The small payments proved ineffectual during the grain price spike of 2006-08 and the stimulus-driven inflation of 2009-12. Authorities then turned to jacking up floor prices to encourage farmers to keep planting grain and oilseeds. Raising soybean price floors in Heilongjiang was an immediate disaster because guaranteeing a price for domestic soybeans simply encouraged processing plants to import even more soybeans, leaving the government holding the expensive domestic beans. The soybean price floor lasted only four years and was replaced with a trial target price subsidy payment in 2014. The three-year target price trial was completed in 2016, and this year authorities elected to move to a subsidy payment not directly tied to soybean prices.

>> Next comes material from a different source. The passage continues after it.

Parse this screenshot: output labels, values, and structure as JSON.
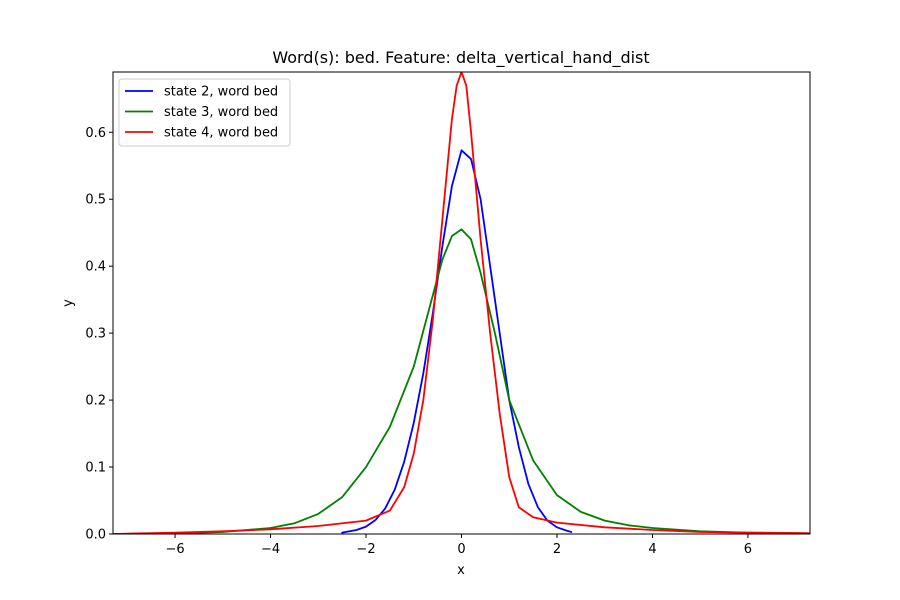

It took longer for authorities to realize the corn price floor was a disaster. Guaranteeing a minimum price for corn in Heilongjiang--where supply far exceeds demand--resulted in a massive glut now held by the government's reserve corporation. The corn price floor was finally abandoned in 2016 and replaced with a corn producer subsidy payment.
So this year Heilongjiang has dual subsidy payments for corn and soybeans. Farmers planted their crops based on an assurance that the subsidy for soybeans will be higher than the subsidy for corn. According to the announcement, farmers will also receive "guidance" to plant more soybeans.
Heilongjiang is also one of China's top rice-producing provinces and it also has a glut of this crop. In 2017, the minimum price for japonica rice was cut for the first time to prevent farmers from shifting land into rice--the only crop in Heilongjiang that still has a price floor.
Heilongjiang farmers also receive the "support and protection" payment for grain producers.
The dual subsidy payments for soybeans and corn are described by officials as a market-oriented policy that lets market prices determine supply and demand. Nevertheless, officials are still intent on tweaking subsidies to engineer the composition of farm output.